Community members speak on Iowa bill banning transgender girls from girls sports
(ABC 6 News) – A bill is working its way through the Iowa state legislature that would ban transgender girls from high school and college girls sports. Some say this protects girls from unfair advantages, while others say this targets an already marginalized group of Iowa youth.
Iowa House Republicans passed the bill last week.
"This is not a good piece of legislation. It is state-sanctioned discrimination, it is illegal, and it is going to have drastic negative health impacts for the folks who are impacted," said Keegan Crow, the director of policy and advocacy at One Iowa.
Transgender youth make up between two and 10 percent of Iowa’s population. A smaller percentage are transgender girls and an even smaller percentage play sports. Those who oppose the bill say focusing on this legislation is not only discriminatory but also a poor way to spend time and money.
"I did not come to this legislature to legislate prejudice. You know, healthcare, our workforce, childcare, all of those things we should be focusing on. Not this minute percentage of Iowans who just want to belong," said Representative Sharon Steckman (D, Mason City).
Supporters of the bill say girls sports need protection, and that transgender girls have an unfair advantage due to differing testosterone levels.
"I refuse to live in a world where little girls like my sisters have records, titles, and scholarships robbed from them by biologically male individuals. A world where they can’t even feel safe in their own locker rooms because we’ve allowed them to by hijacked by men on the basis of their feelings," said Ainsley Erzen, a student-athlete.
The bill passed the Iowa house 55 to 39 along party lines. It requires student-athletes at public and private schools to compete on teams according to the gender on their birth certificate. If they don’t, the school could be open to lawsuits. Iowa Governor Kim Reynolds has already voiced her support for the bill — saying it’s a fairness issue.

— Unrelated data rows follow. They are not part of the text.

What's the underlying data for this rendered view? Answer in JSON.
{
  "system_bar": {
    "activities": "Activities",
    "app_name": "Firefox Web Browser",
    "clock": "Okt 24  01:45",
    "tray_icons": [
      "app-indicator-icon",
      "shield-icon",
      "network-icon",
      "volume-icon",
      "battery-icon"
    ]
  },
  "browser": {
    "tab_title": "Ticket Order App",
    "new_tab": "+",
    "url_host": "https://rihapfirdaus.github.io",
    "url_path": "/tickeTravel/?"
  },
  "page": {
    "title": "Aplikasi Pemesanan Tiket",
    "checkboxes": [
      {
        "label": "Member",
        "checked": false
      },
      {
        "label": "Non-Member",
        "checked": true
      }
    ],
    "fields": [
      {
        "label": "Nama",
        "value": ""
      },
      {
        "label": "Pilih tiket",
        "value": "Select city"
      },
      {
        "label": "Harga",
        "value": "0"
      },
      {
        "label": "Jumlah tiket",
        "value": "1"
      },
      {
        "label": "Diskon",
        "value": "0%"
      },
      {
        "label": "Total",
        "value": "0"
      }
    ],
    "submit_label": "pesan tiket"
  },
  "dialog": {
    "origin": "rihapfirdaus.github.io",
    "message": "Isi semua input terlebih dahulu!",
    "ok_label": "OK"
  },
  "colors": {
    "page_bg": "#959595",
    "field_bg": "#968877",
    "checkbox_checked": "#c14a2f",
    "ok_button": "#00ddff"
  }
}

"The differences between the genders is obvious. Simple science the chromosomal differences, not to mention the biological and physical differences as well," said Danny Carroll, a lobbyist with the group The Family Leader, a conservative Christian organization that opposes the LGBTQ+ community.
Many healthcare professionals testified to the house, saying transgender youth already struggle with mental health, and experience depression and suicidal thoughts about 300 times more than their non-transgender classmates.
"Transgender children are at risk of very poor mental and physical health and are at high risk for suicide," one Iowa pediatrician said.
This bill made its way through the House and now needs to be heard by the Senate. State Senators discussed similar legislation last year, but nothing was ever passed.